Da Finestra MEMO, Di Un impiegato in favela
Dimašq. Da quando sono piccolo vengo qui, Dimašq, caffè Nafura, il caffè della fontana. Ero piccolo come te, forse anche più piccolo. Vedi quel trono avvolto di tappeti antichi appoggiato sulla pedana? Lì, qualche centimetro più in alto del pubblico, si sedeva il cantastorie. Gli avventori gli si facevano attorno e lo ascoltavano. Adesso, caro piccoletto africano, come hai detto che ti chiami? Mh mh. Vedi, piccoletto, oggi tutto è diverso, i giovani non ascoltano più. Sono attratti dal gesticolare, dal linguaggio del corpo; non sono sicuro che riescano a seguire la storia, perché non si concentrano, non riescono a privarsi di se stessi e dei loro oggetti. Ci riesci tu? Mh mh!! Ho capito, ho capito piccoletto, non te la prendere. Sai, io non sono di quelli che ce l’hanno coi giovani, si vede che hanno un nuovo modo di ascoltare; il problema vero è che oggi tutto è cambiato e questo paese è raso al suolo. Ma il cantastorie continua, non si ferma, continua a raccontare storie di umanità come quella che stiamo vivendo oggi, storie di guerre, di conquistatori, di fuoco, di morte, di violenza. Il cantastorie racconta e non ha colpe. Sono cresciuto da allora, ho imparato a raccontare, la passione per le storie non mi è passata ed oggi il cantastorie sono io. Stasera ti racconterò la storia di un personaggio che non è proprio una persona vera; direi meglio che è una specie di divinità: ha il dono dell’eternità. Puoi trovare questo personaggio in città, non distante da qui, proprio dietro l’angolo, dietro l’angolo formato dalle alte massicce mura, mura antiche, che si stagliano fuori dal Nafura. Dietro questo angolo, se stai attento, troverai facilmente il nostro protagonista: è sufficiente che tu sia capace di identificarlo; quando avrai sciolto il nodo lo troverai. Ma non sarò io a svelarti il segreto, dovrai capire da solo, ci stai? Mh. Ora salirò sul mio trono, mi separerò dal mondo e ti racconterò una storia.
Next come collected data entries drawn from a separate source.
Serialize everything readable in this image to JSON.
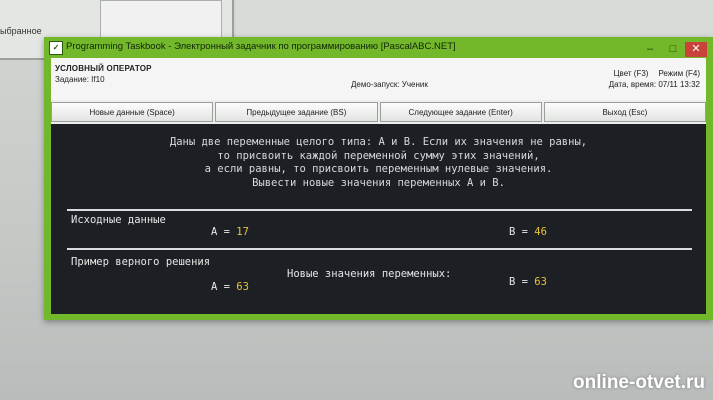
{
  "background": {
    "left_window_text": "ыбранное"
  },
  "window": {
    "title": "Programming Taskbook - Электронный задачник по программированию [PascalABC.NET]",
    "controls": {
      "minimize": "–",
      "maximize": "□",
      "close": "✕"
    }
  },
  "info": {
    "group": "УСЛОВНЫЙ ОПЕРАТОР",
    "task": "Задание: If10",
    "demo": "Демо-запуск: Ученик",
    "color": "Цвет (F3)",
    "mode": "Режим (F4)",
    "datetime": "Дата, время: 07/11 13:32"
  },
  "buttons": {
    "new_data": "Новые данные (Space)",
    "prev_task": "Предыдущее задание (BS)",
    "next_task": "Следующее задание (Enter)",
    "exit": "Выход (Esc)"
  },
  "console": {
    "condition": [
      "Даны две переменные целого типа: A и B. Если их значения не равны,",
      "то присвоить каждой переменной сумму этих значений,",
      "а если равны, то присвоить переменным нулевые значения.",
      "Вывести новые значения переменных A и B."
    ],
    "input_title": "Исходные данные",
    "input": {
      "a_label": "A = ",
      "a_value": "17",
      "b_label": "B = ",
      "b_value": "46"
    },
    "example_title": "Пример верного решения",
    "example_caption": "Новые значения переменных:",
    "example": {
      "a_label": "A = ",
      "a_value": "63",
      "b_label": "B = ",
      "b_value": "63"
    }
  },
  "watermark": "online-otvet.ru",
  "colors": {
    "title_bar": "#73b82a",
    "console_bg": "#1c1f24",
    "value": "#e8c233"
  }
}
Che siate i benvenuti tutti, o forestieri! Entrate, sedete, favorite un tè e una pippata di shisha! Non abbiate paura, avete fatto bene ad aprire la porta, avete fatto bene ad entrare; sì, anche voi che siete entrati dalla finestra, l’importante è che siate qui adesso; anche tu, piccoletto africano. Qui siamo vicini alle tue terre, da qui sono transitati popoli che andavano verso e venivano dalle tue terre. Non dovete avere paura di ciò che non conoscete, questo luogo porta sulle sue pareti migliaia di storie, ciascuna delle storie appartiene a tutti noi. Questa sera vi racconterò… o meglio… mi lascerò attraversare dalla voce di qualcosa che ha necessità di raccontarsi, e si racconterà da sé. Vi anticipo solo che preferisce parlare di sé al femminile. Eccola che vi parla… (Cuore di pietra continua… nell’attesa, ecco qui sotto qualche immagine dal caffè Nafura, nella cittadella di Damasco, da dove queste parole partorno per raggiungerti, che tu sia entrato dalla porta o dalla finestra).
[…] è ora di tornare a parlarvi con la mia voce, quella del cantastorie. Quando i miei personaggi mi attraversano con i racconti del tempo non posso fare a meno di […]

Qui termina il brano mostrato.